Most of those names strike me as particularly affluent or benefitting from a rich sponsor. Which does not really contradict the original point that majority of the population were focused on survival.
Thinking in peace and quiet was indeed a luxury in past times.
That doesn't mean there isn't a long tradition of walking if you needed to think. And that was the core point of OP - not that the majority was focused on survival, but that supposedly thinking and walking are a new relationship, previously impossible. And they really aren't. (Even as a subsistence farmer, you occasionally have to think, and doing that during a walk is a pretty common approach)
> supposedly thinking and walking are a new relationship, previously impossible
Not quite, the relationship between walking and thinking is more salient now. Not previously impossible.
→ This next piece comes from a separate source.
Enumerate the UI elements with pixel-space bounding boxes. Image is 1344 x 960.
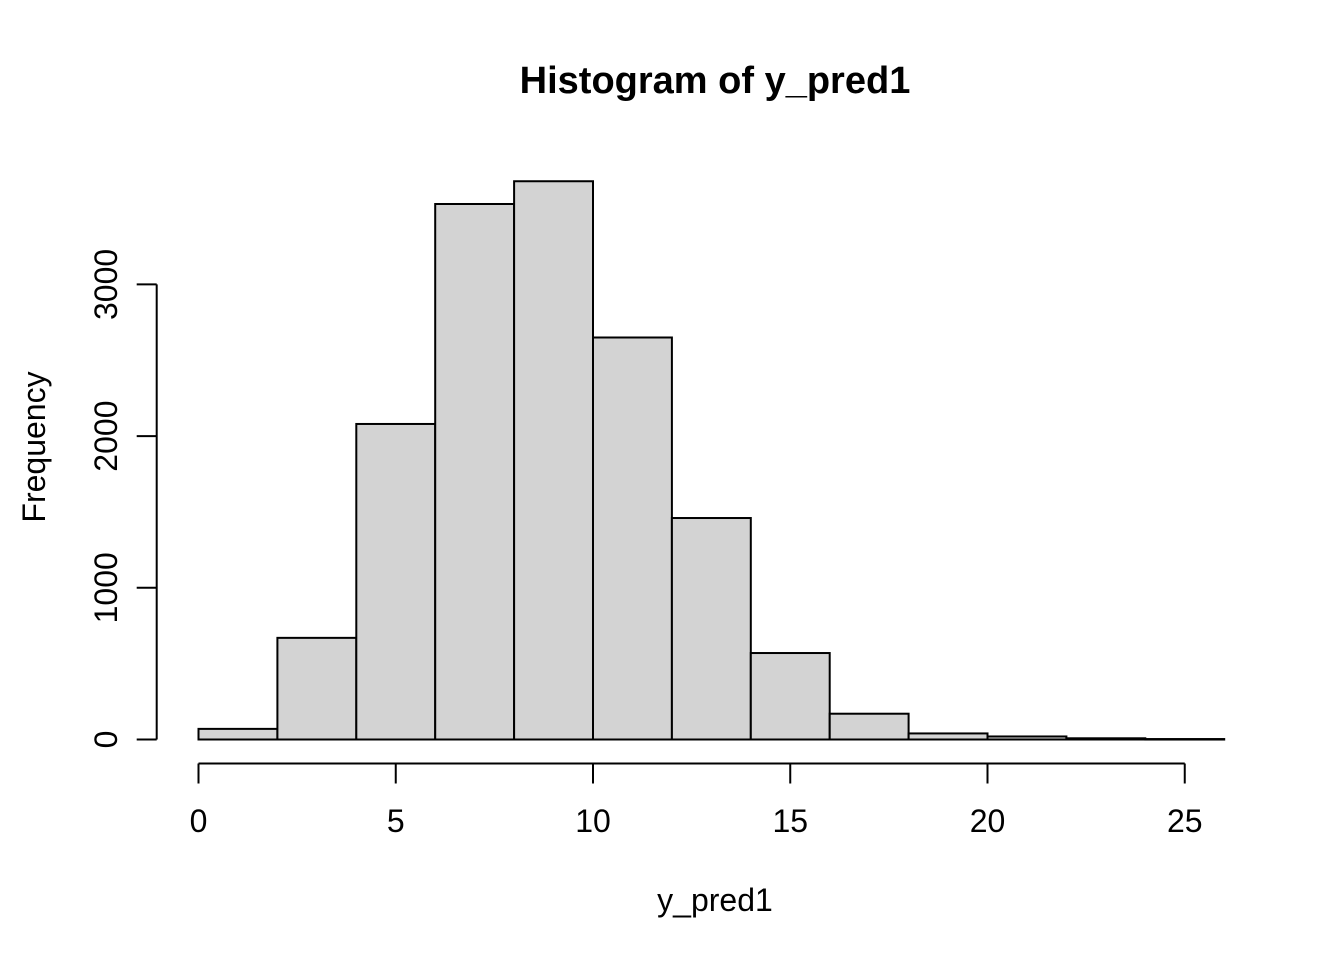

Note OP cites examples of walking that are all practical. Poetically OP states this as a way to "find" answers. That element of finding is no longer a necessity like it used, but arguably taking the time and the method are still important.
Quoting OP: " Walking is what our ancestors did, to go into "finding" modus. Find a route to water, find prey, find adversaries to find you and find out. Or at least find the way home."
My points are nuanced and being strawmanned.
(1) energy scarcity makes walking for leisure less attractive. Can't just pound a bag of chips.
(2) because of the necessity to be active, the time to think and be still was more baked into human lifestyle. Further making explicit intention to do nothing, quietly walk less needed.
(3) our current lifestyle tends to be the opposite of (1) & (2). We can readily get cookies (high calorie foods) and don't have movement baked in.
(4) humans are evolved for (1) & (2). That we are at (3), and are not adapted for that lifestyle, underscores why leisure walks would be more important now than ever before.